4/14/2014

Beware The “Mommy Manager” Syndrome

Whether this applies to you—or to female (and even male) managers on your team or in your company—beware the “Mommy Manager Syndrome” because it seriously undermines the potential leadership strength and strategic vision of otherwise intelligent and competent leader-managers. (I will refer to Mommy Managers as female, as that is most prominently the case, but please be aware that everything below applies to males who over-parent as well.)

What To Watch For:

1- Overly Protective Loyalty To Team
When executives see the need to reorganize a division or the entire company such that it will disrupt, divide, or even dissolve elements of a team’s current functioning, the Mommy Manager’s first impulse is to jump to the defense of their team, perhaps even sacrificing their own leadership position in the company in order to put their team’s welfare at the forefront.

Rational progressive understanding of what is desired from the re-org is sacrificed to deeply intense emotional loyalty to the Mommy Manager’s team. At the extreme this can lead to resignation from the company, and at minimum to a level of heartbreak that renders the Mommy Manager incapable of leading with clarity and authority thereafter.

2- Defensive Attitude When Team Members Receive Criticism
When a team has cross-functional integration with other teams there is bound to be appropriate (and not-so-appropriate) critical feedback across the teams. When you see a manager routinely and even fiercely come to the defense of their team members you know that there is Mommy Management attachment going on.

If that were not the case, the manager would take in the criticism as important information to be considered, assessed, and passed along constructively when it would help a team member become better at collaborative tactical and strategic thinking, functional interfacing, and ultimately sharing in the positive outcome of teamwork.

3- Insistence On Team Collaboration At The Expense Of Personal Leadership
Far too often Mommy Managers believe they should use their position to draw out from their team members the ultimate planning and direction for even major projects. They want to make everyone happy. They want to make everyone believe that they are major contributors.
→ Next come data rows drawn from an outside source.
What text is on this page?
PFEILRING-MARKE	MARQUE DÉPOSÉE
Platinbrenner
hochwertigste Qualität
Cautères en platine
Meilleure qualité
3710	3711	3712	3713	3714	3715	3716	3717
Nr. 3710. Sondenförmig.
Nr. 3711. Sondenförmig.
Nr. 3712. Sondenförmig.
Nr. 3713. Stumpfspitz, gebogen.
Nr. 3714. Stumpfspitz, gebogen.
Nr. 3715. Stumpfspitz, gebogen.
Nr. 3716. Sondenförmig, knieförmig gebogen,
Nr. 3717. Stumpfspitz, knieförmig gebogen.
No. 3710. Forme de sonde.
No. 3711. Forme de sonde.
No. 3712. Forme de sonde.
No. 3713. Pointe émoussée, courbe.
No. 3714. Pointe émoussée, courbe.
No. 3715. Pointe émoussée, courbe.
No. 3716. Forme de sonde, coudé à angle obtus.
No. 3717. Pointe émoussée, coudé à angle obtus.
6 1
And they rob their team of the actual leadership of their own wiser, more experienced seniority.

When Mommy Managers function this way, they not only use unnecessary time in the decision making process as they nudge their team members to collaborate, they also depreciate their own expertise. 

4- At The Ready To Take Up The Slack Rather Than Call Out Poor Performances
The Mommy Manager indulges the impulse to jump in and do the work that properly belongs to people on her team. Rather than step up to the more leaderly responsibility of providing critical feedback, potentially painful coaching, or even appropriate lines in the sand re: potential termination or at minimum a PIP (performance improvement program) the Mommy Manager rolls up her sleeves and works alongside her team members rather than insisting on specific criteria for acceptable performance from her team members.

Always concerned about “hurting someone’s feelings” or “being seen as bossy” the Mommy Manager devalues her own leadership by routinely behaving in ways that are overly “nice” and “extra helpful.”

5- Difficulty Taking Command And Standing Out As A Separate And Strong Leader
Because Mommy Managers are so overly-concerned about the well-being of others, especially members of her team, she has a difficult challenge with asserting herself in meetings, garnering publicity for the good work she and her team provide, and in any other way putting herself forward as an authority and leader.

All too often Mommy Managers will say something like, “It’s not my work that needs acclaim, it’s the great work of my team members. I’ll get my promotion when people notice the great work my people produce.” They typically abhor managing up, ie making sure those above them are aware of the outstanding excellence she and her team are bringing to the company. To the Mommy Manager that seems like “playing politics” rather than responsibly educating others about the benefits of her expertise.

So, What To Do...

First - clearly define for yourself and/or people who fit this description who work for you the differences between parenting and managing.

Second - review these distinctions in a private 1on 1, making it clear you expect your manager to forego parenting in favor of growing the excellence and leadership of her team members.

Third - provide oversight and input (if this pertains to you, ask for this from your colleagues and/or manager) to help support, value, and steer the new course of correction. Praise and recognition for good managing is important in the weaning process!

Now, what other behaviors have you noticed in the way of overly parental management styles?